Landis Lab

new year, new site

04 Jan 2014

For the past year, I hosted my research progress on Google Sites. This is a wonderful free option for hosting cookie-cutter websites. Unfortunately, executing arbitrary Javascript within Google Sites was not permitted for security reasons. Because of this, I never managed to configure Google Sites to properly display syntax-colored code blocks or LaTeX-based equations.
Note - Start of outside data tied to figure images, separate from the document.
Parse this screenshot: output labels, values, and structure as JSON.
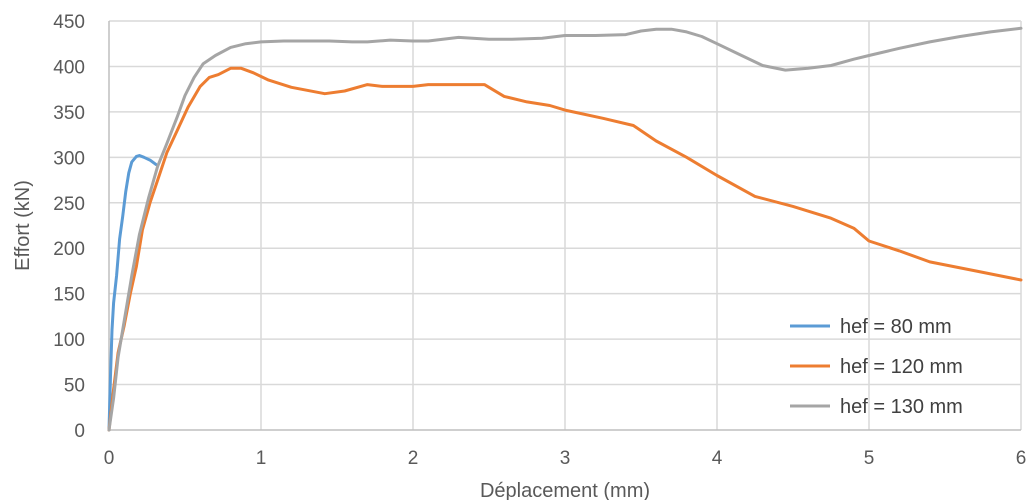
{
  "chart_data": {
    "type": "line",
    "title": "",
    "xlabel": "Déplacement (mm)",
    "ylabel": "Effort (kN)",
    "xlim": [
      0,
      6
    ],
    "ylim": [
      0,
      450
    ],
    "x_ticks": [
      "0",
      "1",
      "2",
      "3",
      "4",
      "5",
      "6"
    ],
    "y_ticks": [
      "0",
      "50",
      "100",
      "150",
      "200",
      "250",
      "300",
      "350",
      "400",
      "450"
    ],
    "grid": true,
    "legend_position": "bottom-right",
    "series": [
      {
        "name": "hef = 80 mm",
        "color": "#5B9BD5",
        "points": [
          [
            0,
            0
          ],
          [
            0.01,
            60
          ],
          [
            0.02,
            110
          ],
          [
            0.03,
            140
          ],
          [
            0.05,
            170
          ],
          [
            0.07,
            210
          ],
          [
            0.09,
            235
          ],
          [
            0.11,
            262
          ],
          [
            0.13,
            283
          ],
          [
            0.15,
            295
          ],
          [
            0.18,
            301
          ],
          [
            0.2,
            302
          ],
          [
            0.23,
            300
          ],
          [
            0.27,
            297
          ],
          [
            0.31,
            292
          ]
        ]
      },
      {
        "name": "hef = 120 mm",
        "color": "#ED7D31",
        "points": [
          [
            0,
            0
          ],
          [
            0.03,
            45
          ],
          [
            0.06,
            85
          ],
          [
            0.1,
            115
          ],
          [
            0.14,
            150
          ],
          [
            0.18,
            180
          ],
          [
            0.22,
            220
          ],
          [
            0.27,
            250
          ],
          [
            0.33,
            280
          ],
          [
            0.38,
            305
          ],
          [
            0.45,
            330
          ],
          [
            0.52,
            355
          ],
          [
            0.6,
            378
          ],
          [
            0.66,
            388
          ],
          [
            0.72,
            391
          ],
          [
            0.8,
            398
          ],
          [
            0.87,
            398
          ],
          [
            0.95,
            393
          ],
          [
            1.05,
            385
          ],
          [
            1.2,
            377
          ],
          [
            1.42,
            370
          ],
          [
            1.55,
            373
          ],
          [
            1.7,
            380
          ],
          [
            1.8,
            378
          ],
          [
            2.0,
            378
          ],
          [
            2.1,
            380
          ],
          [
            2.3,
            380
          ],
          [
            2.47,
            380
          ],
          [
            2.6,
            367
          ],
          [
            2.75,
            361
          ],
          [
            2.9,
            357
          ],
          [
            3.0,
            352
          ],
          [
            3.25,
            343
          ],
          [
            3.45,
            335
          ],
          [
            3.6,
            318
          ],
          [
            3.8,
            300
          ],
          [
            4.0,
            280
          ],
          [
            4.25,
            257
          ],
          [
            4.5,
            246
          ],
          [
            4.75,
            233
          ],
          [
            4.9,
            222
          ],
          [
            5.0,
            208
          ],
          [
            5.2,
            197
          ],
          [
            5.4,
            185
          ],
          [
            5.7,
            175
          ],
          [
            6.0,
            165
          ]
        ]
      },
      {
        "name": "hef = 130 mm",
        "color": "#A5A5A5",
        "points": [
          [
            0,
            0
          ],
          [
            0.03,
            35
          ],
          [
            0.06,
            80
          ],
          [
            0.1,
            120
          ],
          [
            0.15,
            170
          ],
          [
            0.2,
            215
          ],
          [
            0.26,
            255
          ],
          [
            0.32,
            290
          ],
          [
            0.38,
            315
          ],
          [
            0.45,
            345
          ],
          [
            0.5,
            368
          ],
          [
            0.56,
            388
          ],
          [
            0.62,
            403
          ],
          [
            0.7,
            412
          ],
          [
            0.8,
            421
          ],
          [
            0.9,
            425
          ],
          [
            1.0,
            427
          ],
          [
            1.15,
            428
          ],
          [
            1.3,
            428
          ],
          [
            1.45,
            428
          ],
          [
            1.6,
            427
          ],
          [
            1.7,
            427
          ],
          [
            1.85,
            429
          ],
          [
            2.0,
            428
          ],
          [
            2.1,
            428
          ],
          [
            2.3,
            432
          ],
          [
            2.5,
            430
          ],
          [
            2.65,
            430
          ],
          [
            2.85,
            431
          ],
          [
            3.0,
            434
          ],
          [
            3.2,
            434
          ],
          [
            3.4,
            435
          ],
          [
            3.5,
            439
          ],
          [
            3.6,
            441
          ],
          [
            3.7,
            441
          ],
          [
            3.8,
            438
          ],
          [
            3.9,
            433
          ],
          [
            4.0,
            425
          ],
          [
            4.15,
            413
          ],
          [
            4.3,
            401
          ],
          [
            4.45,
            396
          ],
          [
            4.6,
            398
          ],
          [
            4.75,
            401
          ],
          [
            4.9,
            408
          ],
          [
            5.0,
            412
          ],
          [
            5.2,
            420
          ],
          [
            5.4,
            427
          ],
          [
            5.6,
            433
          ],
          [
            5.8,
            438
          ],
          [
            6.0,
            442
          ]
        ]
      }
    ]
  }
}
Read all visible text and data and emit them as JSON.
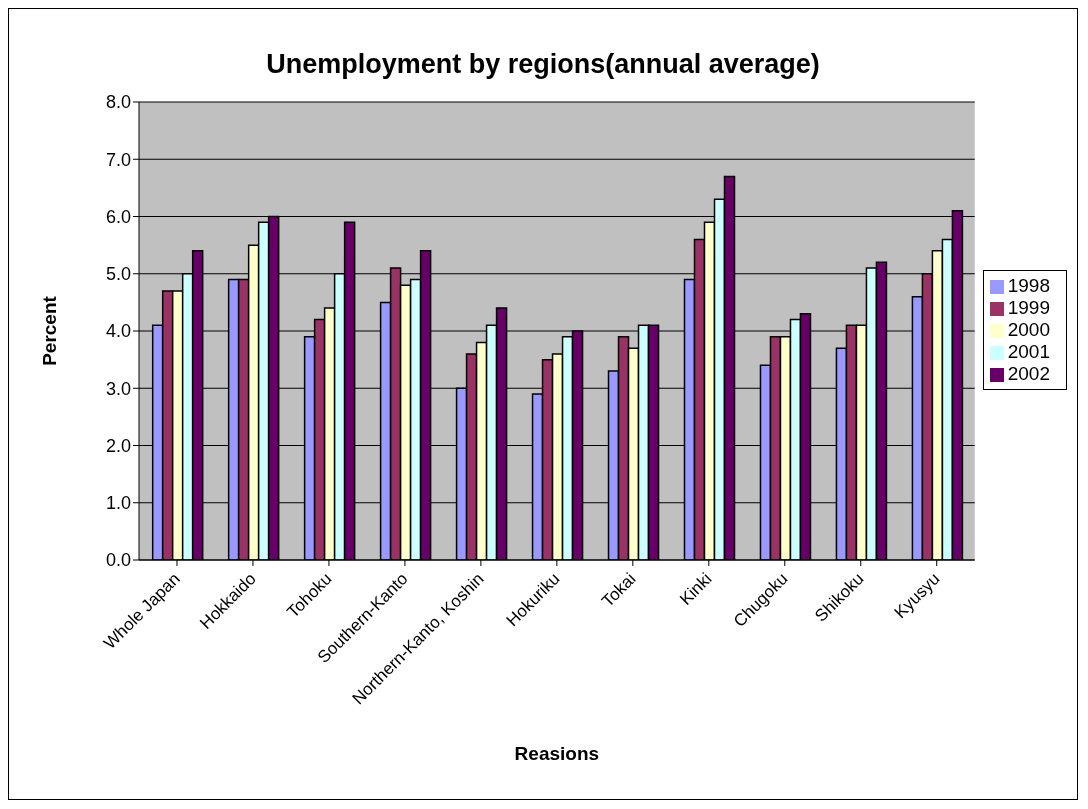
{
  "chart_data": {
    "type": "bar",
    "title": "Unemployment by regions(annual average)",
    "xlabel": "Reasions",
    "ylabel": "Percent",
    "categories": [
      "Whole Japan",
      "Hokkaido",
      "Tohoku",
      "Southern-Kanto",
      "Northern-Kanto, Koshin",
      "Hokuriku",
      "Tokai",
      "Kinki",
      "Chugoku",
      "Shikoku",
      "Kyusyu"
    ],
    "series": [
      {
        "name": "1998",
        "color": "#9999ff",
        "values": [
          4.1,
          4.9,
          3.9,
          4.5,
          3.0,
          2.9,
          3.3,
          4.9,
          3.4,
          3.7,
          4.6
        ]
      },
      {
        "name": "1999",
        "color": "#993366",
        "values": [
          4.7,
          4.9,
          4.2,
          5.1,
          3.6,
          3.5,
          3.9,
          5.6,
          3.9,
          4.1,
          5.0
        ]
      },
      {
        "name": "2000",
        "color": "#ffffcc",
        "values": [
          4.7,
          5.5,
          4.4,
          4.8,
          3.8,
          3.6,
          3.7,
          5.9,
          3.9,
          4.1,
          5.4
        ]
      },
      {
        "name": "2001",
        "color": "#ccffff",
        "values": [
          5.0,
          5.9,
          5.0,
          4.9,
          4.1,
          3.9,
          4.1,
          6.3,
          4.2,
          5.1,
          5.6
        ]
      },
      {
        "name": "2002",
        "color": "#660066",
        "values": [
          5.4,
          6.0,
          5.9,
          5.4,
          4.4,
          4.0,
          4.1,
          6.7,
          4.3,
          5.2,
          6.1
        ]
      }
    ],
    "ylim": [
      0,
      8
    ],
    "yticks": [
      {
        "value": 0,
        "label": "0.0"
      },
      {
        "value": 1,
        "label": "1.0"
      },
      {
        "value": 2,
        "label": "2.0"
      },
      {
        "value": 3,
        "label": "3.0"
      },
      {
        "value": 4,
        "label": "4.0"
      },
      {
        "value": 5,
        "label": "5.0"
      },
      {
        "value": 6,
        "label": "6.0"
      },
      {
        "value": 7,
        "label": "7.0"
      },
      {
        "value": 8,
        "label": "8.0"
      }
    ],
    "grid": "y",
    "legend": "right"
  }
}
I moved my content to GitHub Pages which is compatible with Jekyll-generated static content. Jekyll supports MathJax and Pygments, enabling LaTeX-rendering and code-syntax-highlighting, respectively.

For example, a Jekyll Markdown post containing the code

$$
L_{l}^{(i)} (s) = \left[ 
        \sum_{s_{j}} \text{Prob} (s_j \mid s, v_j) L_{j}^{(i)}(s_j)
    \right] \times \left[
        \sum_{s_{k}} \text{Prob} (s_k \mid s, v_k) L_{k}^{(i)}(s_k)
    \right]
$$

with MathJax produces

…and the code

{% highlight python %}
def f(L,tp,j,k,l):
    for sl,ll in enumerate(L[l]):
        llj = sum([ lj * tp[l,j,sl,sj] for sj,lj in enumerate(L[j]) ])
        llk = sum([ lk * tp[l,k,sl,sk] for sk,lk in enumerate(L[k]) ])
        L[l,sl] = llj * llk
{% endhighlight %}

with Pygments produces

def f(L,tp,j,k,l):
    for sl,ll in enumerate(L[l]):
        llj = sum([ lj * tp[l,j,sl,sj] for sj,lj in enumerate(L[j]) ])
        llk = sum([ lk * tp[l,k,sl,sk] for sk,lk in enumerate(L[k]) ])
        L[l,sl] = llj * llk

…and voilà! We have a major component of Felsenstein’s pruning algorithm!

With these features working, I’m looking forward to writing practical posts containing code snippets or educational posts dissecting the math we use to model evolution.